Plateformes unifiées de la COVID-19 : la salle de supervision fonctionnelle

Le ministre du Développement numérique et des Postes, Hadja Ouattara, a inauguré, le vendredi 3 juillet 2020, la salle de supervision des plateformes unifiées de la COVID-19 et des maladies infectieuses du Burkina Faso.

Depuis l’avènement de la maladie à coronavirus, le ministère du Développement numérique et des Postes a entrepris des actions. L’une d’entre elles a été de mettre en place, une plateforme unifiée pour assurer la surveillance de la propagation de l’épidémie de la COVID-19 au Burkina Faso. Présidée par la ministre en charge de l’économie numérique, Hadja Ouattara, la cérémonie d’inauguration de la salle de supervision des plateformes unifiées de la COVID-19 et des maladies infectieuses du Burkina Faso est intervenue, le vendredi 3 juillet 2020 à Ouagadougou.

A l’entendre, cette plateforme a pour rôle de collecter, d’analyser et d’interpréter les données de la santé publique. Et, cette salle aménagée, a-t-elle signalé, va servir de centre de contrôle de ces plateformes unifiées. Aussi, elle a informé que ce projet a été réalisé avec l’appui des partenaires techniques et financiers. Cela va être utile, a-t-elle indiqué, afin d’améliorer l’offre au niveau de la santé publique. Car, « le numérique pour le numérique ne sert à rien, mais le numérique appliqué à la santé est utile », a-t-elle fait savoir. Sur ce, la ministre a, surtout, insisté sur cet objectif précis de cette plateforme nationale qui vise le suivi des maladies infectieuses. Toute chose qui, selon elle, se fera sous forme d’analyse et de visualisation des données sur les maladies. Elle est conçue, a-t-elle formulé, pour être une source unique et fiable de l’information.
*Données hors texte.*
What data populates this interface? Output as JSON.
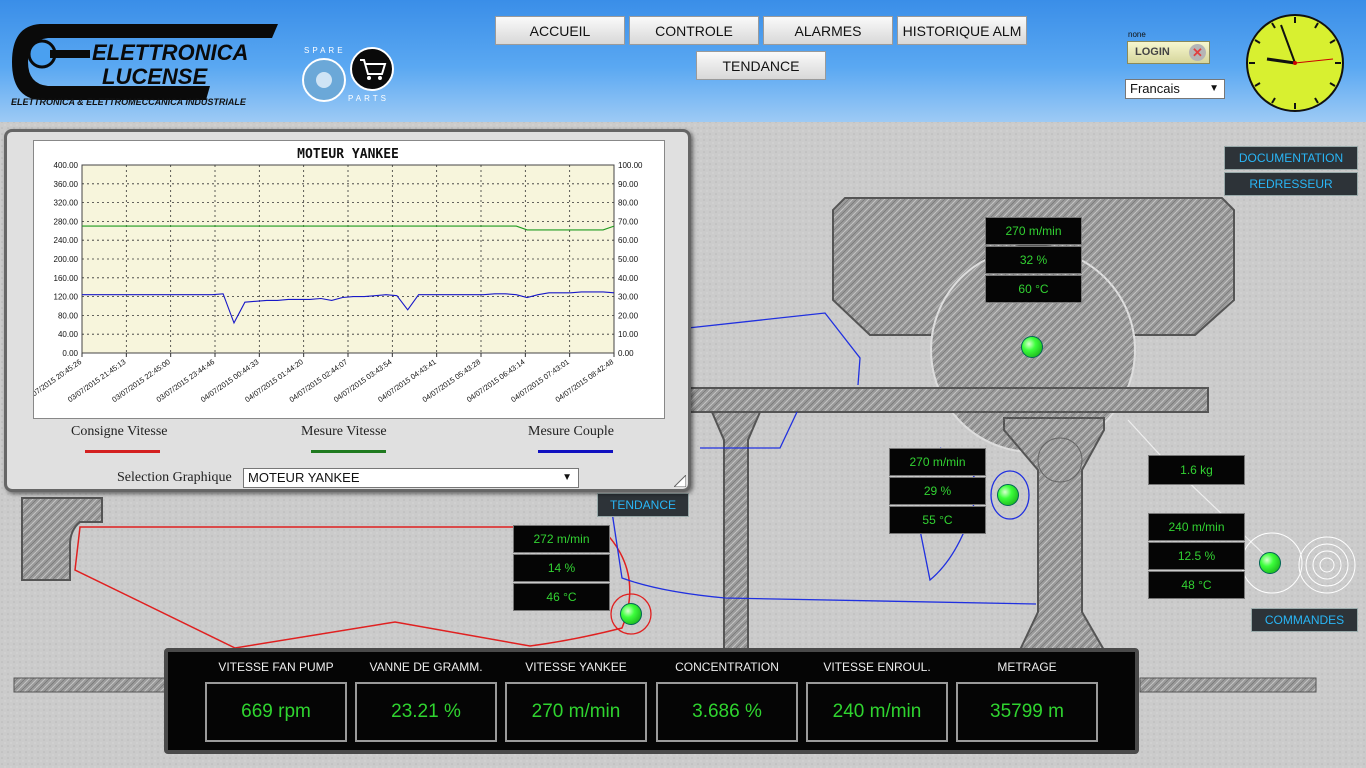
{
  "brand": {
    "name_line1": "ELETTRONICA",
    "name_line2": "LUCENSE",
    "subtitle": "ELETTRONICA & ELETTROMECCANICA INDUSTRIALE",
    "spare_top": "SPARE",
    "spare_bottom": "PARTS"
  },
  "nav": {
    "items": [
      "ACCUEIL",
      "CONTROLE",
      "ALARMES",
      "HISTORIQUE ALM",
      "TENDANCE"
    ]
  },
  "login": {
    "user": "none",
    "label": "LOGIN"
  },
  "language": {
    "selected": "Francais"
  },
  "side_buttons": {
    "documentation": "DOCUMENTATION",
    "redresseur": "REDRESSEUR",
    "tendance": "TENDANCE",
    "commandes": "COMMANDES"
  },
  "readouts": {
    "yankee": [
      "270 m/min",
      "32 %",
      "60 °C"
    ],
    "press": [
      "270 m/min",
      "29 %",
      "55 °C"
    ],
    "left": [
      "272 m/min",
      "14 %",
      "46 °C"
    ],
    "tension": "1.6 kg",
    "winder": [
      "240 m/min",
      "12.5 %",
      "48 °C"
    ]
  },
  "chart_window": {
    "legend": [
      "Consigne Vitesse",
      "Mesure Vitesse",
      "Mesure Couple"
    ],
    "legend_colors": [
      "#d42020",
      "#1f7a1f",
      "#1010c0"
    ],
    "selection_label": "Selection Graphique",
    "selection_value": "MOTEUR YANKEE"
  },
  "chart_data": {
    "type": "line",
    "title": "MOTEUR YANKEE",
    "y_left_ticks": [
      "400.00",
      "360.00",
      "320.00",
      "280.00",
      "240.00",
      "200.00",
      "160.00",
      "120.00",
      "80.00",
      "40.00",
      "0.00"
    ],
    "y_right_ticks": [
      "100.00",
      "90.00",
      "80.00",
      "70.00",
      "60.00",
      "50.00",
      "40.00",
      "30.00",
      "20.00",
      "10.00",
      "0.00"
    ],
    "ylim_left": [
      0,
      400
    ],
    "ylim_right": [
      0,
      100
    ],
    "x_labels": [
      "03/07/2015 20:45:26",
      "03/07/2015 21:45:13",
      "03/07/2015 22:45:00",
      "03/07/2015 23:44:46",
      "04/07/2015 00:44:33",
      "04/07/2015 01:44:20",
      "04/07/2015 02:44:07",
      "04/07/2015 03:43:54",
      "04/07/2015 04:43:41",
      "04/07/2015 05:43:28",
      "04/07/2015 06:43:14",
      "04/07/2015 07:43:01",
      "04/07/2015 08:42:48"
    ],
    "grid": true,
    "series": [
      {
        "name": "Mesure Vitesse",
        "axis": "left",
        "color": "#1f9a1f",
        "values": [
          270,
          270,
          270,
          270,
          270,
          270,
          270,
          270,
          270,
          270,
          270,
          270,
          270,
          270,
          270,
          270,
          270,
          270,
          270,
          270,
          270,
          270,
          270,
          270,
          270,
          270,
          270,
          270,
          270,
          270,
          270,
          270,
          270,
          270,
          270,
          270,
          270,
          270,
          270,
          270,
          270,
          262,
          262,
          262,
          262,
          262,
          262,
          262,
          262,
          270
        ]
      },
      {
        "name": "Mesure Couple",
        "axis": "right",
        "color": "#1818c8",
        "values": [
          31,
          31,
          31,
          31,
          31,
          31,
          31,
          31,
          31,
          31,
          31,
          31,
          31,
          31.5,
          16,
          27,
          27.5,
          28,
          28,
          28.5,
          28.5,
          28.5,
          29,
          28,
          29.5,
          30,
          30,
          30.5,
          31,
          30.5,
          23,
          31,
          31,
          31,
          31,
          31,
          31,
          31,
          31.5,
          31.5,
          31,
          29.5,
          31,
          32,
          32,
          32,
          32.5,
          32.5,
          32.5,
          32
        ]
      }
    ]
  },
  "metrics": [
    {
      "label": "VITESSE FAN PUMP",
      "value": "669 rpm"
    },
    {
      "label": "VANNE DE GRAMM.",
      "value": "23.21 %"
    },
    {
      "label": "VITESSE YANKEE",
      "value": "270 m/min"
    },
    {
      "label": "CONCENTRATION",
      "value": "3.686 %"
    },
    {
      "label": "VITESSE ENROUL.",
      "value": "240 m/min"
    },
    {
      "label": "METRAGE",
      "value": "35799 m"
    }
  ]
}
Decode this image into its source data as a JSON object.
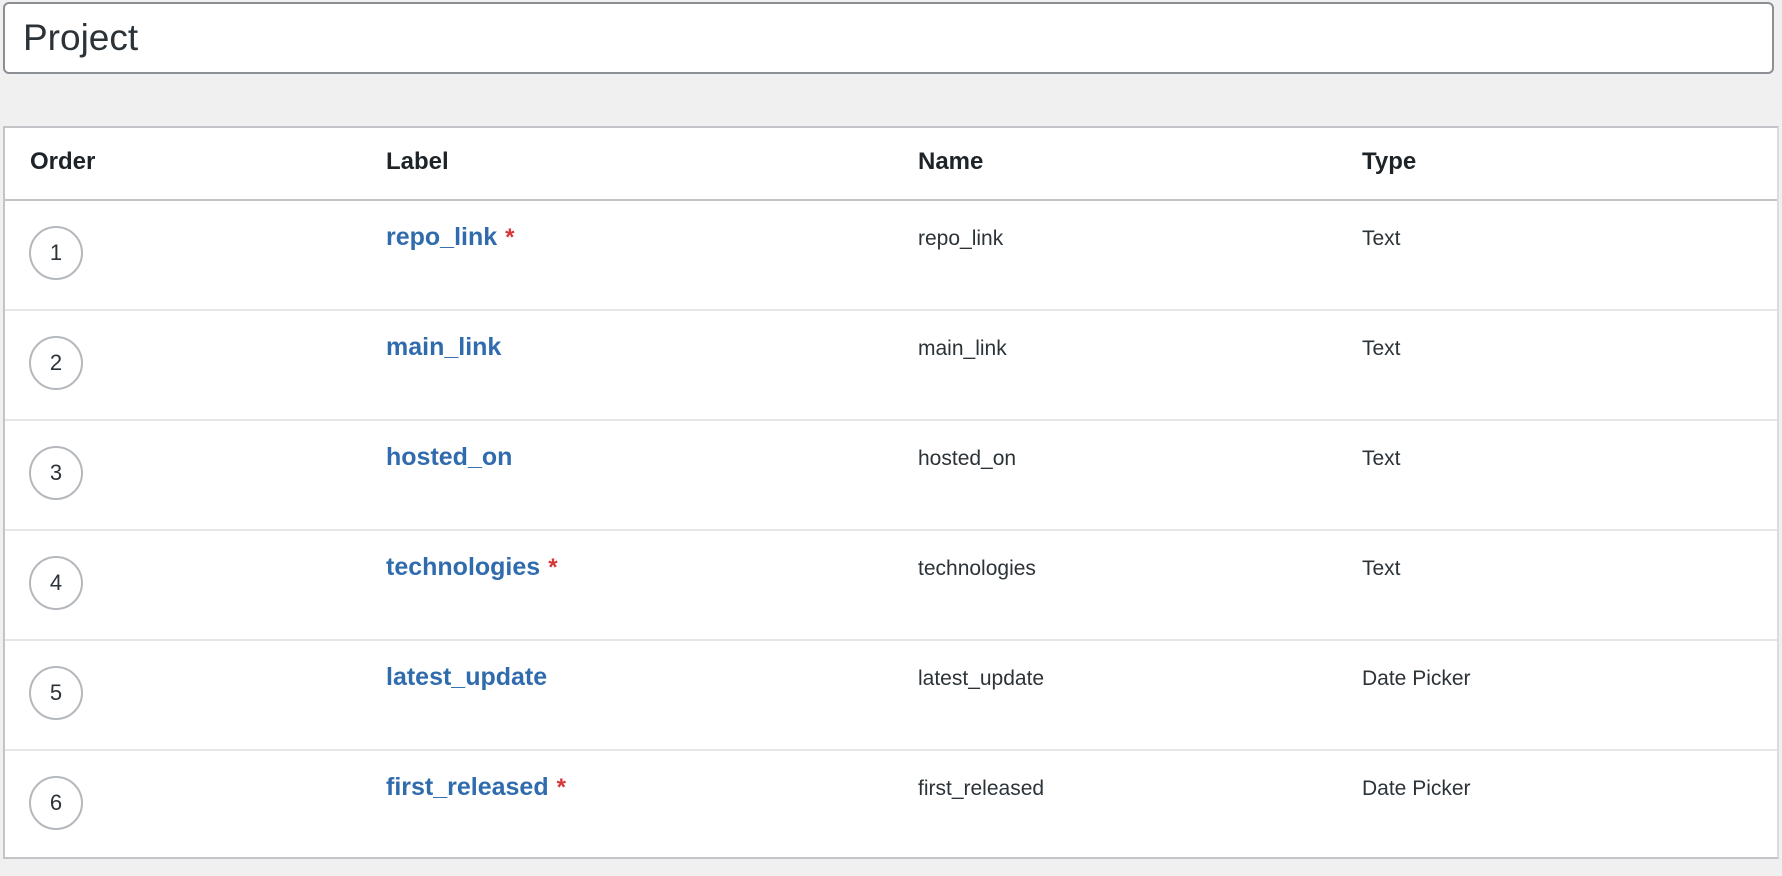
{
  "title_input": {
    "value": "Project"
  },
  "table": {
    "headers": {
      "order": "Order",
      "label": "Label",
      "name": "Name",
      "type": "Type"
    },
    "rows": [
      {
        "order": "1",
        "label": "repo_link",
        "required": true,
        "name": "repo_link",
        "type": "Text"
      },
      {
        "order": "2",
        "label": "main_link",
        "required": false,
        "name": "main_link",
        "type": "Text"
      },
      {
        "order": "3",
        "label": "hosted_on",
        "required": false,
        "name": "hosted_on",
        "type": "Text"
      },
      {
        "order": "4",
        "label": "technologies",
        "required": true,
        "name": "technologies",
        "type": "Text"
      },
      {
        "order": "5",
        "label": "latest_update",
        "required": false,
        "name": "latest_update",
        "type": "Date Picker"
      },
      {
        "order": "6",
        "label": "first_released",
        "required": true,
        "name": "first_released",
        "type": "Date Picker"
      }
    ],
    "required_marker": "*"
  },
  "colors": {
    "link": "#2f6bad",
    "required": "#d63638",
    "background": "#f0f0f0"
  }
}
« Digitaliser tous les secteurs »

La ministre, Hadja Ouattara a réitéré sa disponibilité à appuyer tous les secteurs dans la digitalisation. Dans cette même lancée, le représentant du ministre de la Santé, Emmanuel Sorgho, s’est réjoui de ce « grand apport » dans le contexte de la pandémie. A l’écouter, ce cadre de surveillance de la santé principalement de la COVID-19 va permettre le traitement des « cas importés » qui constitue un défi majeur pour son département avec l’« ouverture » des frontières. Bien qu’il y ait marqué par une baisse des cas de contamination, il a relevé que cette salle de monitoring va être une contribution pour la surveillance à long terme. En renouvelant sa gratitude à l’agence de développement Enabel pour certaines actions dans la santé, M. Sorgho a salué ces efforts dans la mise en place de cet espace de «coworking ». Le représentant-résident de l’agence de développement-Enabel, Olivier Krins a déclaré que cette activité entreprise dans le domaine du numérique rentre dans le cadre de l’intervention « Paas-panga ».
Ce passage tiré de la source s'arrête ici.